I very much doubt that will work. People will just install ad blockers instead. You'd be surprised what lengths many people will go to in order to avoid spending even $1. It isn't poor people either: in my experience the well-off who have time on their hands because they aren't busy living hand-to-mouth are more likely to spend a pile of their time instead of giving you that $.
In most cases it's just too unsimple/too expensive to pay $1, and especially recurring.
Look at how many people buy stuff in Free2play games, and it works because it's dead simple (enter your appstore password, click "confirm" and be done - and you can even disable the password verification). Time to buy literally less than 10s if done well.
Now compare this to a typical micropayment on a desktop site:
1) Payment provider forces autocomplete off => remember which email you signed up with
2) Payment provider disables password pasting => manually type in your secure 32 char password
3) Two screens of confirmations, if you're extra unlucky you have a two-factor stuff in the loop, too
4) Redirect to the original content (compared to mobile, where payment is an overlay)

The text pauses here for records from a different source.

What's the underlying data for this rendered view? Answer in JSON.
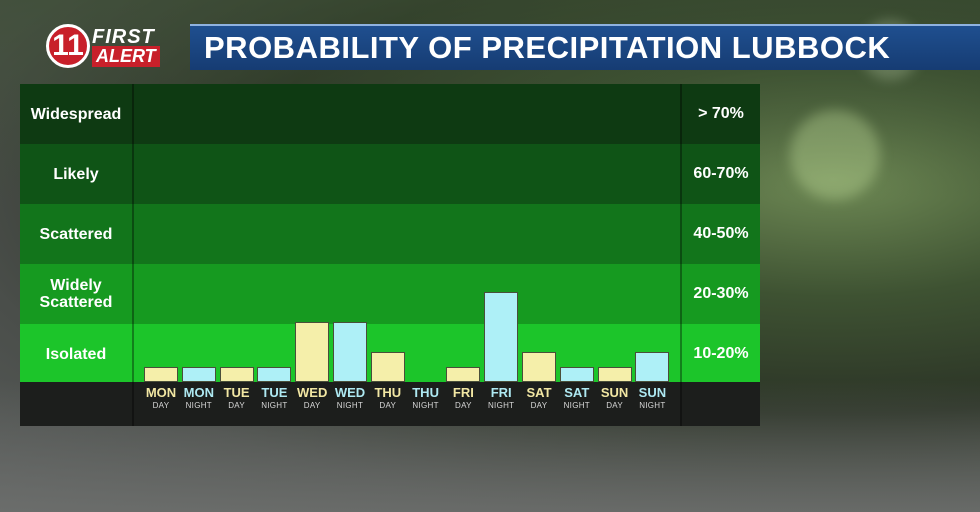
{
  "brand": {
    "logo_number": "11",
    "logo_line1": "FIRST",
    "logo_line2": "ALERT"
  },
  "title": "PROBABILITY OF PRECIPITATION LUBBOCK",
  "colors": {
    "day_bar": "#f5efaa",
    "night_bar": "#aef0f7",
    "title_bar": "#1a467f"
  },
  "bands": [
    {
      "label": "Widespread",
      "range": "> 70%",
      "color": "#0e3a12"
    },
    {
      "label": "Likely",
      "range": "60-70%",
      "color": "#0f5416"
    },
    {
      "label": "Scattered",
      "range": "40-50%",
      "color": "#12751b"
    },
    {
      "label": "Widely Scattered",
      "range": "20-30%",
      "color": "#169a20"
    },
    {
      "label": "Isolated",
      "range": "10-20%",
      "color": "#1cc52a"
    }
  ],
  "chart_data": {
    "type": "bar",
    "title": "PROBABILITY OF PRECIPITATION LUBBOCK",
    "ylim": [
      0,
      100
    ],
    "categories": [
      {
        "day": "MON",
        "period": "DAY"
      },
      {
        "day": "MON",
        "period": "NIGHT"
      },
      {
        "day": "TUE",
        "period": "DAY"
      },
      {
        "day": "TUE",
        "period": "NIGHT"
      },
      {
        "day": "WED",
        "period": "DAY"
      },
      {
        "day": "WED",
        "period": "NIGHT"
      },
      {
        "day": "THU",
        "period": "DAY"
      },
      {
        "day": "THU",
        "period": "NIGHT"
      },
      {
        "day": "FRI",
        "period": "DAY"
      },
      {
        "day": "FRI",
        "period": "NIGHT"
      },
      {
        "day": "SAT",
        "period": "DAY"
      },
      {
        "day": "SAT",
        "period": "NIGHT"
      },
      {
        "day": "SUN",
        "period": "DAY"
      },
      {
        "day": "SUN",
        "period": "NIGHT"
      }
    ],
    "values": [
      5,
      5,
      5,
      5,
      20,
      20,
      10,
      0,
      5,
      30,
      10,
      5,
      5,
      10
    ]
  }
}
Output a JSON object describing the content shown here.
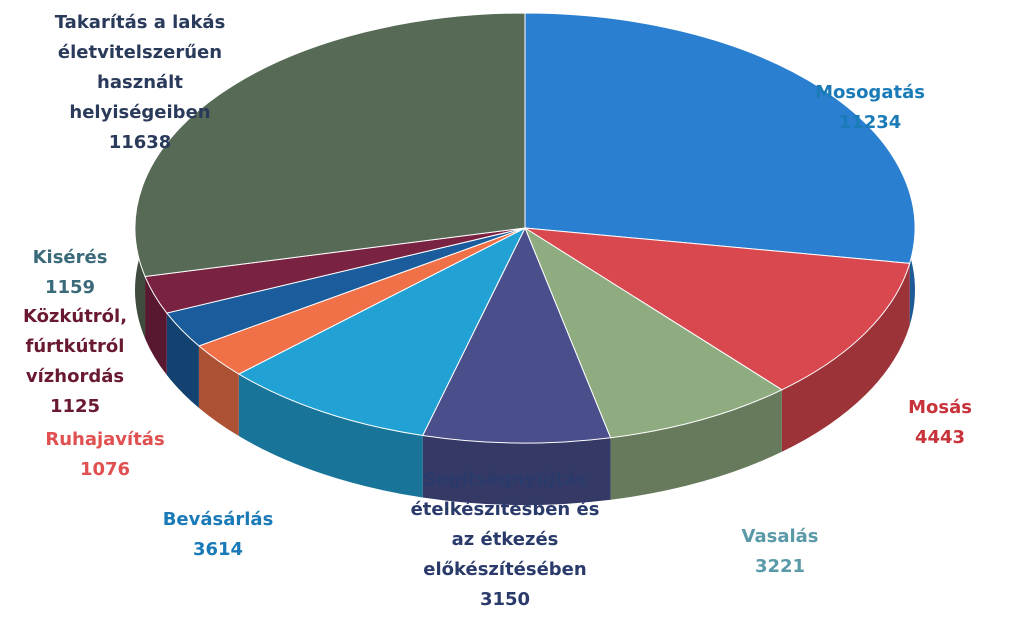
{
  "chart_data": {
    "type": "pie",
    "categories": [
      "Mosogatás",
      "Mosás",
      "Vasalás",
      "Segítségnyújtás\nételkészítésben és\naz étkezés\nelőkészítésében",
      "Bevásárlás",
      "Ruhajavítás",
      "Közkútról,\nfúrtkútról\nvízhordás",
      "Kisérés",
      "Takarítás a lakás\néletvitelszerűen\nhasznált\nhelyiségeiben"
    ],
    "values": [
      11234,
      4443,
      3221,
      3150,
      3614,
      1076,
      1125,
      1159,
      11638
    ],
    "colors": [
      "#2a7fd0",
      "#d9474f",
      "#8fab80",
      "#4a4f8c",
      "#22a2d4",
      "#f07048",
      "#1a5c9c",
      "#7a2242",
      "#566a56"
    ],
    "label_colors": [
      "#1a7bb8",
      "#c8323a",
      "#5a9aa8",
      "#2a3a6a",
      "#1a7ab8",
      "#e05050",
      "#6a1a30",
      "#3a6a7a",
      "#2a3a5a"
    ]
  }
}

Total time wasted: minimum 2-3min.
To make stuff worse: PayPal e.g. demands 20ct of 1€ transferred, and German VAT takes another ~15ct AND corporate taxes (assume them at 10ct, and even then it's low) - which means you're out 50% of the payment value after fees and taxes. Not very profitable...
Oh, and another thing I forgot: often enough even paying for a newspaper/service doesn't get rid of all adverts! In my eyes that's outright fraud. And even if services DO disable all ads, I have yet to see one that also cuts the data-milking tracker services. I paid for the product, so I'm NOT the product any more.
And it kills the values of the ads you do show, too, because suddenly the audience that sees them is limited to only people who can't afford or won't spend $1. Which is the exact opposite of the audience advertisers want to put themselves in front of.
Oh there will be some way of identifying them, surely?
If they are from people you have actively chosen to follow then the source isn't twitter anyway and you can just unfollow those users if you don't like what they post.
If they are extra items in your display then there will likely be some marker to pick up on. Even if not then someone somewhere will start a service where people can report advertising tweets so subsequent the plugin can remove those from the feeds of subsequent users who use the service... Or perhaps Bayesian filtering as used for email? Not perfect in either case but someone will try and have at least some success.
Of course if the paid posts are truly unidentifiable then presumably that look like they were posted/shared by someone they were not posted/shared by, in which case the service is completely untrustworthy and you should just stop using it because nothing it tells you na be relied upon.